Extremely rare offprint of Turing's doctoral disseration, and an important association copy of one of Turing's major works. In it, Turing investigates ordinal logic and Gödel's theorem. 'In a "complete ordinal logic", any theorem in arithmetic could be proved by a mixture of mechanical reasoning, and steps of "intuition". In this way [Turing] hoped to bring the Godel incompleteness under some kind of control. But he regarded the results as disappointingly negative. "Complete logics" did exist, but they suffered from the defect that one could not count the number of intuitive steps that were necessary to prove any particular theorem ... This introduced the idea of relative computability, or relative unsolvability, which opened up a new field in mathematical logic' (Hodges, p.143).

Robin Gandy met Turing at a party in 1940, but it wasn't until 1944 that the two were brought together at Hanslope Park in 1944 to work on a speech decipherment system. 'Their friendship continued after the war, back at King’s College where Turing had resumed his fellowship. Gandy took Part III of the Mathematical Tripos with distinction, then began studying for a PhD under Turing’s supervision; his successful thesis on the logical foundation of physics (On axiomatic systems in mathematics and theories in physics) was presented in 1953 and can now be seen as a bridge between his wartime expertise and later career. When Turing died in 1954 he left his mathematical books and papers to Gandy, who, in 1963, took over from Max Newman the task of editing the papers for publication' (Moschovakis & Yates, pp. 367-8). Offprints of Turing’s papers are extremely rare both in commerce and in institutional holdings. Only 3 copies of this offprint can be traced: Alan Turing Archive at King’s College Cambridge (AMT/B/15), one at St. Andrew’s, and one in the Max Newman collection at Bletchley Park.
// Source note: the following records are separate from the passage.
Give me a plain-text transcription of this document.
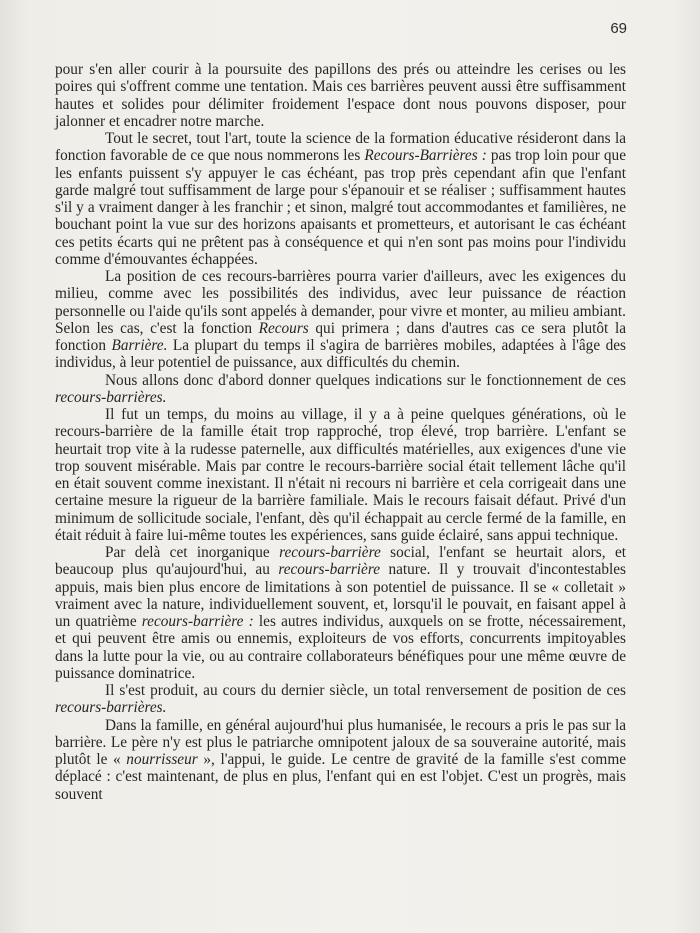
69

pour s'en aller courir à la poursuite des papillons des prés ou atteindre les cerises ou les poires qui s'offrent comme une tentation. Mais ces barrières peuvent aussi être suffisamment hautes et solides pour délimiter froidement l'espace dont nous pouvons disposer, pour jalonner et encadrer notre marche.

Tout le secret, tout l'art, toute la science de la formation éducative résideront dans la fonction favorable de ce que nous nommerons les Recours-Barrières : pas trop loin pour que les enfants puissent s'y appuyer le cas échéant, pas trop près cependant afin que l'enfant garde malgré tout suffisamment de large pour s'épanouir et se réaliser ; suffisamment hautes s'il y a vraiment danger à les franchir ; et sinon, malgré tout accommodantes et familières, ne bouchant point la vue sur des horizons apaisants et prometteurs, et autorisant le cas échéant ces petits écarts qui ne prêtent pas à conséquence et qui n'en sont pas moins pour l'individu comme d'émouvantes échappées.

La position de ces recours-barrières pourra varier d'ailleurs, avec les exigences du milieu, comme avec les possibilités des individus, avec leur puissance de réaction personnelle ou l'aide qu'ils sont appelés à demander, pour vivre et monter, au milieu ambiant. Selon les cas, c'est la fonction Recours qui primera ; dans d'autres cas ce sera plutôt la fonction Barrière. La plupart du temps il s'agira de barrières mobiles, adaptées à l'âge des individus, à leur potentiel de puissance, aux difficultés du chemin.

Nous allons donc d'abord donner quelques indications sur le fonctionnement de ces recours-barrières.

Il fut un temps, du moins au village, il y a à peine quelques générations, où le recours-barrière de la famille était trop rapproché, trop élevé, trop barrière. L'enfant se heurtait trop vite à la rudesse paternelle, aux difficultés matérielles, aux exigences d'une vie trop souvent misérable. Mais par contre le recours-barrière social était tellement lâche qu'il en était souvent comme inexistant. Il n'était ni recours ni barrière et cela corrigeait dans une certaine mesure la rigueur de la barrière familiale. Mais le recours faisait défaut. Privé d'un minimum de sollicitude sociale, l'enfant, dès qu'il échappait au cercle fermé de la famille, en était réduit à faire lui-même toutes les expériences, sans guide éclairé, sans appui technique.

Par delà cet inorganique recours-barrière social, l'enfant se heurtait alors, et beaucoup plus qu'aujourd'hui, au recours-barrière nature. Il y trouvait d'incontestables appuis, mais bien plus encore de limitations à son potentiel de puissance. Il se « colletait » vraiment avec la nature, individuellement souvent, et, lorsqu'il le pouvait, en faisant appel à un quatrième recours-barrière : les autres individus, auxquels on se frotte, nécessairement, et qui peuvent être amis ou ennemis, exploiteurs de vos efforts, concurrents impitoyables dans la lutte pour la vie, ou au contraire collaborateurs bénéfiques pour une même œuvre de puissance dominatrice.

Il s'est produit, au cours du dernier siècle, un total renversement de position de ces recours-barrières.

Dans la famille, en général aujourd'hui plus humanisée, le recours a pris le pas sur la barrière. Le père n'y est plus le patriarche omnipotent jaloux de sa souveraine autorité, mais plutôt le « nourrisseur », l'appui, le guide. Le centre de gravité de la famille s'est comme déplacé : c'est maintenant, de plus en plus, l'enfant qui en est l'objet. C'est un progrès, mais souvent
Octavo (256 x 176mm). 68pp., 161-228. Preserving the original olive-green front wrapper (rebacked with new rear wrapper done to style, skilful restoration to upper cover, 2 insignificant faint spots to upper wrapper). Provenance: Robin Oilver Gandy (1919-1995; inscribed in pencil on front cover in his hand 'with corrections by ROG' and with some pencil and biro marginalia).